Wednesday, August 20, 2008

Talent

It's been an interesting few months. There was a lot of uncertainty over my job, and it looked as if I would have to look elsewhere, and then the threat went away. But there's nothing like such a prospect looming to make you evaluate what you want out of life. And I realised that i really do love my job - I really love the company of children, especially teenagers, and I think I get quite as much from them as I am able to give them. I wasted many years of my life trying to shove my round psyche into a square career and it wasn't until my 30s that I realised that what I would be really good at, and what would therefore really fulfil me, was teaching. Like my mother and at one point my father. And like my grandmother. You can run but you can't hide.

It wasn't long before that that I also discovered that I love to write. I wrote stories as soon as I could write, and continued for practically all of my life but regarded it as something I did for fun, without working too hard at it. I am unfocussed about my writing, and I wasted too much time trying to write for the screen before finally giving in and admitting to myself that I am not good at forcing myself to write to someone else's rules. 22 steps and 3 acts and inciting incidents and avoiding the present continuous and all that - with the greatest respect, it's bollocks and akin to voluntarily going around in a straitjacket. So I'm indulging myself with prose at the moment and it feels very liberating and good. But now I really, really want to be published. And I think I'm good enough. This despite the fact that all I have to show for my endeavour so far aare a couple of letters saying 'nearly but not quite', a short story published in an anthology and a script in pre-pre-production.

Son has discovered, at ten, that he loves the stage. He's been going to a Saturday drama school for about two years but hasn't taken it very seriously. But last month he took part in three shows, one a school production of Bugsy Malone, one a drama school production of Oliver and one, after the first audition of his life, a professional Bill Kenwright production of Evita. And now it all makes sense! In Evita he didn't have that much to do, but he did it with aplomb and has now seriously got the bug. He loved everything about it from going in at the stage door to the quick costume changes to sitting in the dressing room with the other kids playing Nintendo games between scenes. He can't wait for the next auditions to come up. How fantastic to discover something you love at his age! It probably won't last but he should enjoy it. And now that we've spent two wet weeks in a cottage in Wales, he's also discovered that he is a book worm. In the last year he has read all the Alex Ryder books, all the Harry Potter books and sundry other series, but in the last fortnight he has read all seven of the Narnia books. That's the proper CS Lewis, and none of your abridged rubbish. I wasn't sure if he was old enough, but he devoured them at the rate of one a day. And as a result of all his reading he has started to write beautiful, complex stories.

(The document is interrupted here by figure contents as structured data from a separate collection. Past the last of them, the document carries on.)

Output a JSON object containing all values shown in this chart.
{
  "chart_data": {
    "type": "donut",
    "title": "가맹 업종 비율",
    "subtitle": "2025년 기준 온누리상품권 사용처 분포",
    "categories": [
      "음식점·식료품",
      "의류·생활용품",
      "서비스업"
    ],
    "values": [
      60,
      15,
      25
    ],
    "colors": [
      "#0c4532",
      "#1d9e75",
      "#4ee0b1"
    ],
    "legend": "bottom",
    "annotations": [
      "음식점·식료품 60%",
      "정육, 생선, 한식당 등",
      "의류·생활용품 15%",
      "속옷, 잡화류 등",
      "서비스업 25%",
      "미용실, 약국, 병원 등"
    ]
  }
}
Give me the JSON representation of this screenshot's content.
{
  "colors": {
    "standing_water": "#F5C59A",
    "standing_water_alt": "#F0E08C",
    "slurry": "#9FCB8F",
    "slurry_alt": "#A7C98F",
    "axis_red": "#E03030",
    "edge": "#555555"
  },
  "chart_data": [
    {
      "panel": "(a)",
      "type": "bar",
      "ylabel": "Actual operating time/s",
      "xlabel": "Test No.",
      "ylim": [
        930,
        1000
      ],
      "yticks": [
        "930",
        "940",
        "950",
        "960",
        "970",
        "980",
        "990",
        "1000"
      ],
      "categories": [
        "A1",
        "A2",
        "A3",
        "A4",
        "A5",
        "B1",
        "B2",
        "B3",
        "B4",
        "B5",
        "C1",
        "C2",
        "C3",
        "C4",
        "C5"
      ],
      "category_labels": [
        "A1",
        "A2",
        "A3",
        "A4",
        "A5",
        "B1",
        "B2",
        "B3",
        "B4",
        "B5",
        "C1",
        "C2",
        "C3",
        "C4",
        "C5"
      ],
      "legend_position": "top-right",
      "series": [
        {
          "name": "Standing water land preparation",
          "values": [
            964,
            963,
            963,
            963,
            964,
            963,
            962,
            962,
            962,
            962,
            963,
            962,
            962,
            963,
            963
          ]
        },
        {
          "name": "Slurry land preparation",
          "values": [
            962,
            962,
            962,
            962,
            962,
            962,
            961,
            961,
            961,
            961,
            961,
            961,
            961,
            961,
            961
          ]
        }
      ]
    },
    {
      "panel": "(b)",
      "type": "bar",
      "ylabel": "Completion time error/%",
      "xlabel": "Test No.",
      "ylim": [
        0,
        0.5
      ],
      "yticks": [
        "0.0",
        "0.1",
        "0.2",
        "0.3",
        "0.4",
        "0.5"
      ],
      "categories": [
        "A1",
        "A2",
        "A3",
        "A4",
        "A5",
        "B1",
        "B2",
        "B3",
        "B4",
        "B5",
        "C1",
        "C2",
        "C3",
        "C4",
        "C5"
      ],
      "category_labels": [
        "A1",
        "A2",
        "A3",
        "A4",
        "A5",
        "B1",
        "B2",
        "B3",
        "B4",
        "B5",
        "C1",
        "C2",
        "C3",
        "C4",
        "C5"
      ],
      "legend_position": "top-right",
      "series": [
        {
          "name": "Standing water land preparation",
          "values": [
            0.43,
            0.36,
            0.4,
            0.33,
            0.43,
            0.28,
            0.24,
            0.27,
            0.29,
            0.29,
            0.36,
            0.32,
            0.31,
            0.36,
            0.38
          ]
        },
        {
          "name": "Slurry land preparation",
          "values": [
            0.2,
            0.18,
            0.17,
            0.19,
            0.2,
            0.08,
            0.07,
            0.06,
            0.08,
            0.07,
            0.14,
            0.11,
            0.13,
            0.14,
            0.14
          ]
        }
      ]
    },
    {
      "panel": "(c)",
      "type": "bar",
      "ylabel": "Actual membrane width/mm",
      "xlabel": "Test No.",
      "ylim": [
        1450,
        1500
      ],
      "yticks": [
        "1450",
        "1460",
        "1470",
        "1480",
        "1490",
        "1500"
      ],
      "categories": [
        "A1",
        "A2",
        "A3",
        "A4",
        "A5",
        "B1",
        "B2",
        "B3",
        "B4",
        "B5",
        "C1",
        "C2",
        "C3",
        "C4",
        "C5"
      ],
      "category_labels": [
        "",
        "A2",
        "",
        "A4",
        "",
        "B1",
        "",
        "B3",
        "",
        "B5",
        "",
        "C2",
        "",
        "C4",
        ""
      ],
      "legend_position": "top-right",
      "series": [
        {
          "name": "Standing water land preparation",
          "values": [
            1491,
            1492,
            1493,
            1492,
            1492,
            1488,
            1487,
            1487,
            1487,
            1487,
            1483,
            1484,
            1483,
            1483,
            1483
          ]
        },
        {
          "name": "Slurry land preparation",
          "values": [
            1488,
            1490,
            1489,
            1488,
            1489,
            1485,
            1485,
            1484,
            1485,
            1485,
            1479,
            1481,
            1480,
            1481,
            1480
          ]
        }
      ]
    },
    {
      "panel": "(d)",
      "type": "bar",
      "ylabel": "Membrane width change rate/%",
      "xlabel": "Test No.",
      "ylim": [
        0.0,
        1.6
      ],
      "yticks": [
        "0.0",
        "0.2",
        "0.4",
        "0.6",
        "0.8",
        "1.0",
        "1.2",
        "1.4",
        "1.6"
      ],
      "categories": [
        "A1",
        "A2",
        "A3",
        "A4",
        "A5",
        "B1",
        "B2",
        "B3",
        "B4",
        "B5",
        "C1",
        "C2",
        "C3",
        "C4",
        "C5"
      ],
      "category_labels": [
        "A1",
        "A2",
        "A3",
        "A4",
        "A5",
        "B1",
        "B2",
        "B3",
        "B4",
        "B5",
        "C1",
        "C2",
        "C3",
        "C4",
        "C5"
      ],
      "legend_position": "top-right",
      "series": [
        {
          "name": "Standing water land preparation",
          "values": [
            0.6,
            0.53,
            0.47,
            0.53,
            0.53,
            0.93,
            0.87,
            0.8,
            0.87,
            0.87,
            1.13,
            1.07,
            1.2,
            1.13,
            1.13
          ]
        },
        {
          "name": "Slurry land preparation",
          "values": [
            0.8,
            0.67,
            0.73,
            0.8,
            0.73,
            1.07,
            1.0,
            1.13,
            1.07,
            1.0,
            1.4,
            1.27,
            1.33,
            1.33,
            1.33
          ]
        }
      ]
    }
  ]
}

Daughter has been named as a language scholar at her academy after taking some aptitude tests. (She's never knowingly learned languages, although whenever we've been abroad anywhere I insist that the kids learn to say at least 'Hello', 'How are you?', 'Please', 'Thank you' and 'Goodbye', and use them for our stay. Apart from anything, making an effort means that people are more willing to help you. There's nothing more depressing than seeing a Brit at the front of a queue with that fearful look in their eye saying, rather too loudly 'Do you speak English?'. Get a damn phrasebook.) I'm really pleased that someone has divined this talent in her, given that I'm a languages teacher. I sometimes feel that everything I have is going to die with me. I've also been told that she has a talent for mathematics and is a natural mathematician who should achieve an A* at GCSE. I was told this when she was eight. No pressure there, then. Curiously now that she's starting secondary school, she's discovering that the things she had a real talent for are not the things which other people think she's good at. She thinks of herself as a sportswoman, but while she's okay at sport and learns quickly it looks unlikely that she will ever excel in it. She learns violin, and I've now been told that she has a real talent for that, and if she works at it she could be quite special. But she wants to give it up. So what I intend to do is have word with her teacher and try to make violin playing more like sport - make her do grades quite quickly. Nothing motivates her like a challenge and then a piece of paper telling her she's done well!

Also while we were on holiday in Wales, the kids rigged up a ramp on the road and then launched themselves down a hill on their fronts on a skateboard, seeing how far and how fast they could travel. The one who wasn't skating ran alongside making sure that the other didn't get run over. Son decided to have a go while daughter was inside nursing a wound, and nearly did get run over, but threw himself off in an act of self-preservation. Both of them are covered in cuts and bruises but very happy. I looked on and wondered if that was how someone would discover that they had a talent for, say, the luge?

Anyone who's read me much will know that one of the thing I'm frustrated by is the amount of talent in our people which must go undiscovered. How many people are wandering around towns and countryside of our nation, slaving away at dull jobs, unaware that they might be a champion synchronised swimmer, or a world-class percussionist, or a peculiarly sensitive dog-trainer... or anything else? We can't test people for aptitude in everything. Middle-class families with a bit of spare money can introduce their children to a huge range of activities and therefore their children have much better chance of finding things which they love to do and which they are great at doing, but how tragic that for the majority of families this is simply not possible. What a waste of potential, and we don't even know how much potential.